Reflexiones diarias sobre argumentos de espiritualidad y vida carmelitana, con incursiones en el mundo del arte y de la cultura

jueves, 26 de mayo de 2022

Con Cristo hemos entrado en el cielo


La muerte y resurrección de Cristo van indisolublemente unidas a la subida a lo alto. La muerte significa el abandono del mundo terreno, el fin de los sentidos corporales; la resurrección es la entrada en el mundo divino, el comienzo de la vida sobrenatural. Por eso dice el Señor al hablar a los discípulos de su muerte: "Me voy al Padre" (Jn 16,28).

El evangelista, al hablar de la última ida a Jerusalén, comprende bajo el nombre de "asunción" (es decir, elevación) todo el conjunto de los sucesos que allí van a tener lugar: pasión, muerte y resurrección. "Estando para cumplirse los días de su asunción, se dirigió Jesús resueltamente a Jerusalén" (Lc 9,51).

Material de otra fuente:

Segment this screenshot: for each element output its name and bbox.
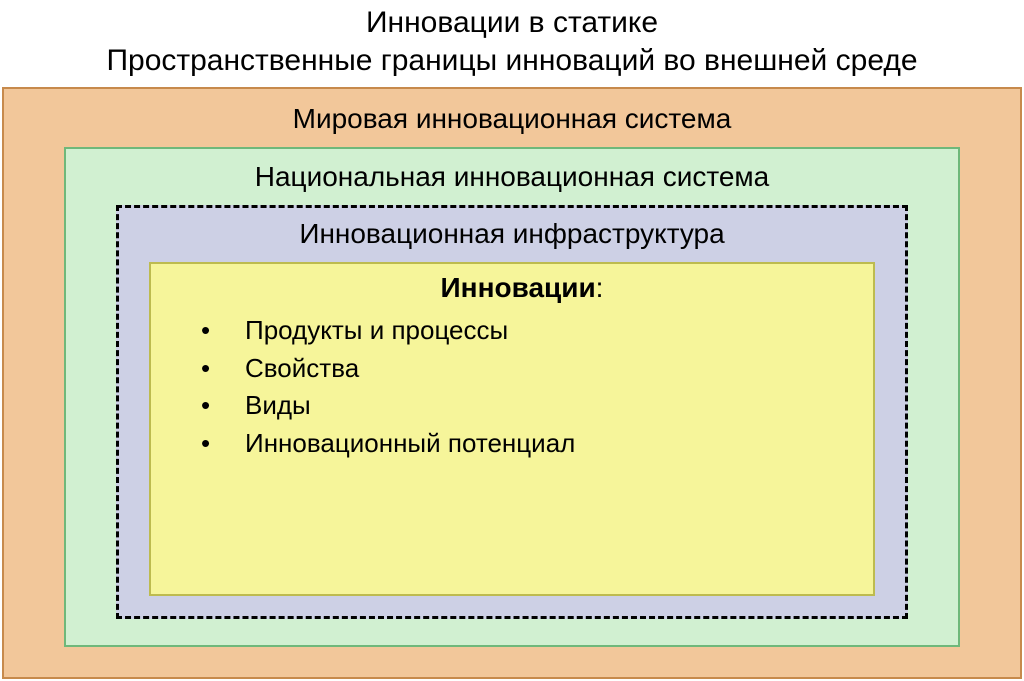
layer-outer: Мировая инновационная система Национальн… (2, 87, 1022, 679)
list-item: •Свойства (201, 350, 853, 388)
diagram-page: Инновации в статике Пространственные гра… (0, 0, 1024, 681)
list-item: •Инновационный потенциал (201, 425, 853, 463)
layer-outer-label: Мировая инновационная система (293, 103, 732, 135)
layer-mid-label: Национальная инновационная система (255, 161, 770, 193)
bullet-icon: • (201, 350, 245, 388)
bullet-text: Продукты и процессы (245, 312, 508, 350)
bullet-icon: • (201, 425, 245, 463)
title-line-2: Пространственные границы инноваций во вн… (10, 42, 1014, 80)
inner-title: Инновации: (191, 272, 853, 304)
layer-mid: Национальная инновационная система Иннов… (64, 147, 960, 647)
title-block: Инновации в статике Пространственные гра… (0, 0, 1024, 87)
layer-dashed-label: Инновационная инфраструктура (299, 218, 724, 250)
bullet-icon: • (201, 312, 245, 350)
list-item: •Виды (201, 387, 853, 425)
bullet-text: Свойства (245, 350, 359, 388)
title-line-1: Инновации в статике (10, 4, 1014, 42)
inner-title-suffix: : (596, 272, 604, 303)
bullet-text: Инновационный потенциал (245, 425, 575, 463)
bullet-icon: • (201, 387, 245, 425)
bullet-text: Виды (245, 387, 311, 425)
inner-title-bold: Инновации (441, 272, 596, 303)
inner-bullet-list: •Продукты и процессы •Свойства •Виды •Ин… (191, 312, 853, 463)
list-item: •Продукты и процессы (201, 312, 853, 350)
layer-inner: Инновации: •Продукты и процессы •Свойств… (149, 262, 875, 596)
layer-dashed: Инновационная инфраструктура Инновации: … (116, 205, 908, 619)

Esta idea, que con claridad meridiana aparece tanto en las palabras de la Sagrada Escritura como en el culto antiguo, obra también en el primitivo arte cristiano. Este representó al Señor en su ascensión subiendo, a grandes pasos y, al parecer, incluso ya fatigado, hacia la cima de un monte, a veces con la cruz en la mano o al hombro, en tanto que de entre las nubes del cielo se tiende hacia él una mano como para ayudarle. Representa la Ascensión del Señor en su sentido más amplio. Es esta una hermosa expresión de la unidad e inmediata sucesión que liga la pasión y la glorificación: una subida llena de fatiga (la pasión), conduce directamente y sin parada alguna, a la cima de la gloria, al Padre, que ya tiende desde allí su diestra.

La Iglesia nos muestra lo que tenemos que entender por "ascensión": Es la entrada de Cristo, y de los redimidos por él, a través de la oscura puerta de la muerte, en el mundo de Dios, en la vida eterna.

Cristo, el Hombre Dios, saliendo del eterno amanecer de la Divinidad, penetró en el "atardecer del mundo" voluntariamente y atravesó la noche de la muerte llevando consigo la naturaleza humana a la glorificación.

En Cristo, el hombre ha logrado escapar de la inconsistencia terrena, poniendo el pie en la eternidad de Dios. 

Texto escrito por la benedictina Emiliana Lörh.